As a seventh grader, she was called to the sideline by her coach while taking the ball up to receive instructions. While heading over, she took a shot from half court – much to King’s bewilderment – only for the shot to go in as the buzzer went off.

“That was one of those moments where she’s just aware of everything,” King said. “You can see her get a steal and as he’s going down the court she’s looking at the clock, she’s seeing where everybody’s at. She just knows what’s happening.”

One time on defense, she was defending the top of the key and grabbed a rebound about eight feet from the baseline. Without hesitating, she turned and threw a full-court bounce pass in transition between eight bodies to hit a teammate for a wide-open layup.

There was even one game in sixth grade when Imari was playing for her AAU team, the Tennessee Sol, where her mom remembers watching Imari take three-pointer after three-pointer.

“I never saw her shoot a three, but she kept shooting threes back-to-back,” Shaquitta said. “That’s how I knew basketball was hers.”

People have taken notice. Before even finishing her middle schooler career, she was offered full basketball scholarships by Murray State and Vanderbilt with an offer from hometown school Austin Peay coming shortly after.

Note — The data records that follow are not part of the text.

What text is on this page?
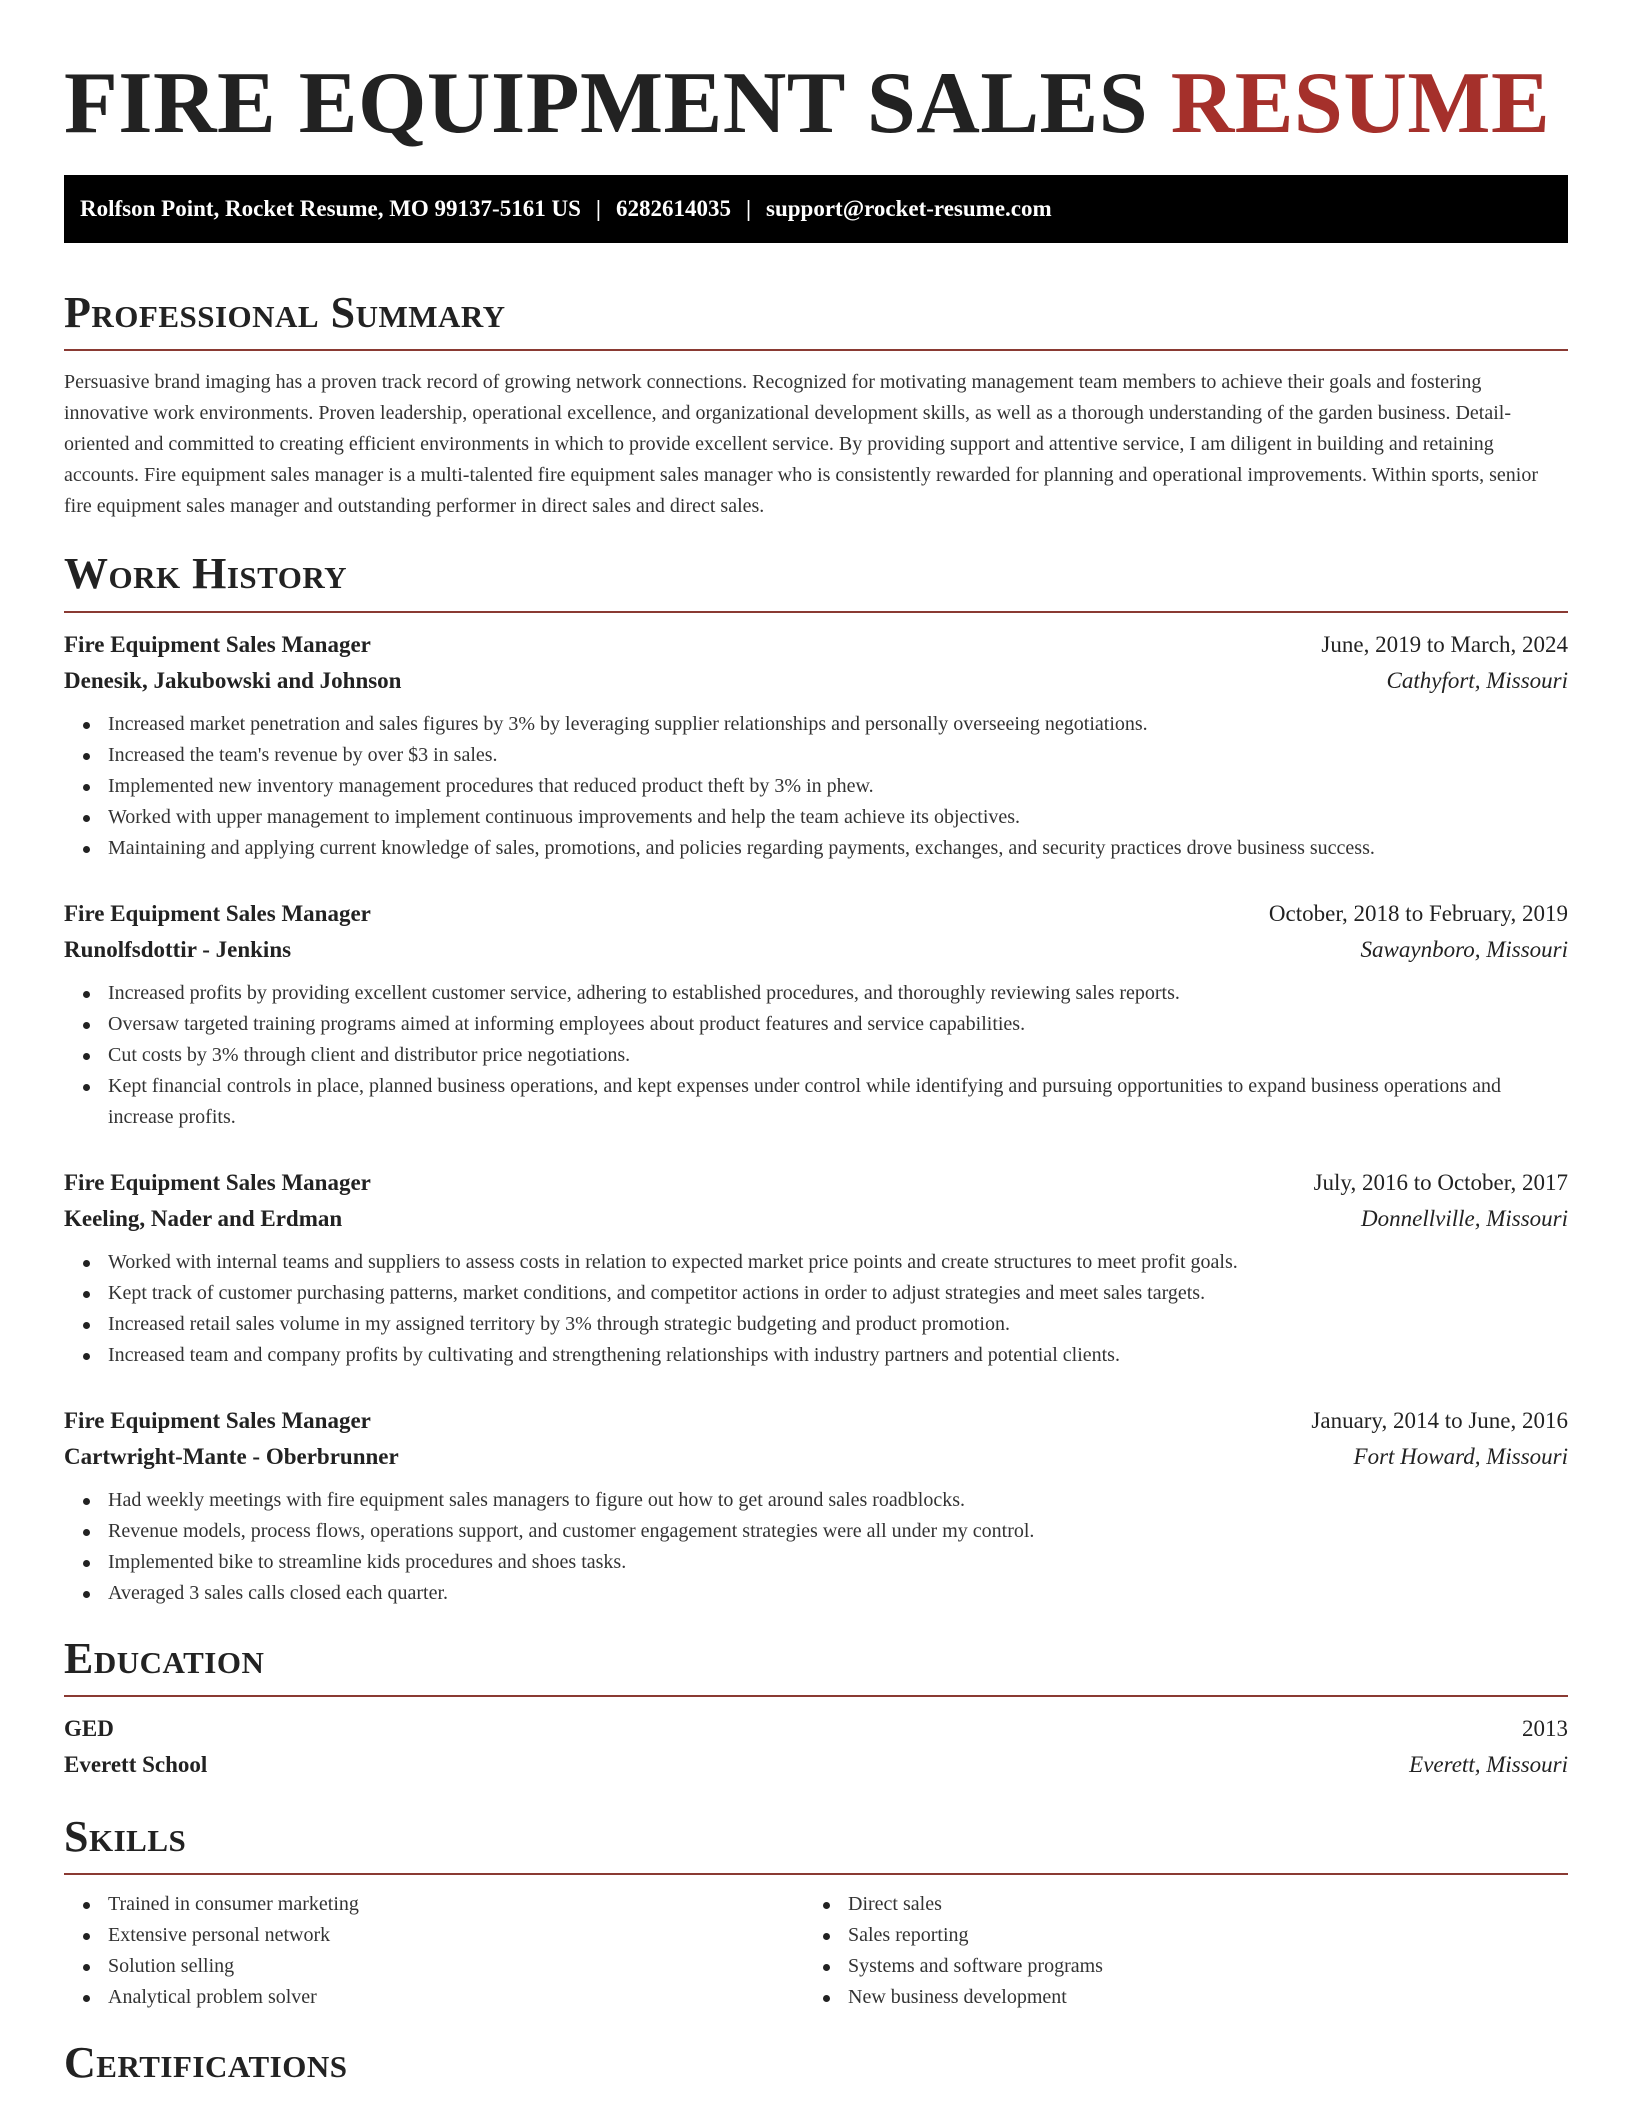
FIRE EQUIPMENT SALES RESUME
Rolfson Point, Rocket Resume, MO 99137-5161 US | 6282614035 | support@rocket-resume.com
Professional Summary

Persuasive brand imaging has a proven track record of growing network connections. Recognized for motivating management team members to achieve their goals and fostering innovative work environments. Proven leadership, operational excellence, and organizational development skills, as well as a thorough understanding of the garden business. Detail-oriented and committed to creating efficient environments in which to provide excellent service. By providing support and attentive service, I am diligent in building and retaining accounts. Fire equipment sales manager is a multi-talented fire equipment sales manager who is consistently rewarded for planning and operational improvements. Within sports, senior fire equipment sales manager and outstanding performer in direct sales and direct sales.

Work History
Fire Equipment Sales Manager	June, 2019 to March, 2024
Denesik, Jakubowski and Johnson	Cathyfort, Missouri
Increased market penetration and sales figures by 3% by leveraging supplier relationships and personally overseeing negotiations.
Increased the team's revenue by over $3 in sales.
Implemented new inventory management procedures that reduced product theft by 3% in phew.
Worked with upper management to implement continuous improvements and help the team achieve its objectives.
Maintaining and applying current knowledge of sales, promotions, and policies regarding payments, exchanges, and security practices drove business success.
Fire Equipment Sales Manager	October, 2018 to February, 2019
Runolfsdottir - Jenkins	Sawaynboro, Missouri
Increased profits by providing excellent customer service, adhering to established procedures, and thoroughly reviewing sales reports.
Oversaw targeted training programs aimed at informing employees about product features and service capabilities.
Cut costs by 3% through client and distributor price negotiations.
Kept financial controls in place, planned business operations, and kept expenses under control while identifying and pursuing opportunities to expand business operations and increase profits.
Fire Equipment Sales Manager	July, 2016 to October, 2017
Keeling, Nader and Erdman	Donnellville, Missouri
Worked with internal teams and suppliers to assess costs in relation to expected market price points and create structures to meet profit goals.
Kept track of customer purchasing patterns, market conditions, and competitor actions in order to adjust strategies and meet sales targets.
Increased retail sales volume in my assigned territory by 3% through strategic budgeting and product promotion.
Increased team and company profits by cultivating and strengthening relationships with industry partners and potential clients.
Fire Equipment Sales Manager	January, 2014 to June, 2016
Cartwright-Mante - Oberbrunner	Fort Howard, Missouri
Had weekly meetings with fire equipment sales managers to figure out how to get around sales roadblocks.
Revenue models, process flows, operations support, and customer engagement strategies were all under my control.
Implemented bike to streamline kids procedures and shoes tasks.
Averaged 3 sales calls closed each quarter.
Education
GED	2013
Everett School	Everett, Missouri
Skills
Trained in consumer marketing
Extensive personal network
Solution selling
Analytical problem solver
Direct sales
Sales reporting
Systems and software programs
New business development
Certifications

But you wouldn’t even know it if you didn’t hear it from somebody else.

“She wasn’t like ‘I’m getting offers from colleges!’ she just still didn’t want to talk about it,” King said. “She was just worried about her teammates and wanted to play basketball. She didn’t want to gloat about it or brag about it.

“To have an offer from Vanderbilt? She doesn’t even really tell people.”

Berry led Richview to final four appearances in the state tournament as a sixth and seventh grader and a top-three finish in eighth grade. They finished with a 59-14 record and 81 percent win percentage in her three years.

She packed the scoresheet every single game, leading the team in points, assists, rebounds, steals and blocks.

But if you were to ask her how many points she had scored last game…

“She’d say ‘zero.’ She’d have 26 or 30,” King said. “She’s just so humble and doesn’t want any attention, she just wants to go play basketball. She doesn’t do any of it for fame or glory, anything like that.”

Her disdain for the spotlight and selflessness often led to her passing up open shots so that her teammates could have a chance to score – that’s just how she is.

It doesn’t stop there. Berry’s personality exceeds even her talent on the court, making her an extremely pleasant person to be around for people of all ages.

“She’s just a sweet kid,” King said. “I have twin three-year-olds and every time she sees them, she runs up, she says hi, she gives them a hug, she picks them up. One of them follows her around everywhere she goes. Even if we see her at one of the high school basketball games, she takes them to the concession stand and just lets them tag along, and to me that says a lot about the person.

“She’s such a great kid, and she is still a kid. A ton of balance, she’s doing a phenomenal job trying to balance the attention she gets as a basketball player and still being a down-to-Earth kid.”

With that innate ability to take over a game while making everyone around her better, the state of Tennessee should be put on notice. She’ll join a Clarksville Lady Wildcats team returning almost all of its production (and getting key players back from injury) from a 14-14 season that saw them advance to the Region 5-AAA tournament.

Not only that, but Berry will be under the tutelage of coach Brian Rush who has already handled one mega-prospect in Bashaara Graves – the greatest women’s basketball player in CHS history who went on to spend four years at Tennessee and get drafted into the WNBA. She has already helped Berry and the two will likely be a popular pair for years to come.

Between her magnetic personality and dazzling on-court talent, Clarksville clearly has itself another special talent. Witness her while you can because it won’t be long until she’s on a much grander stage.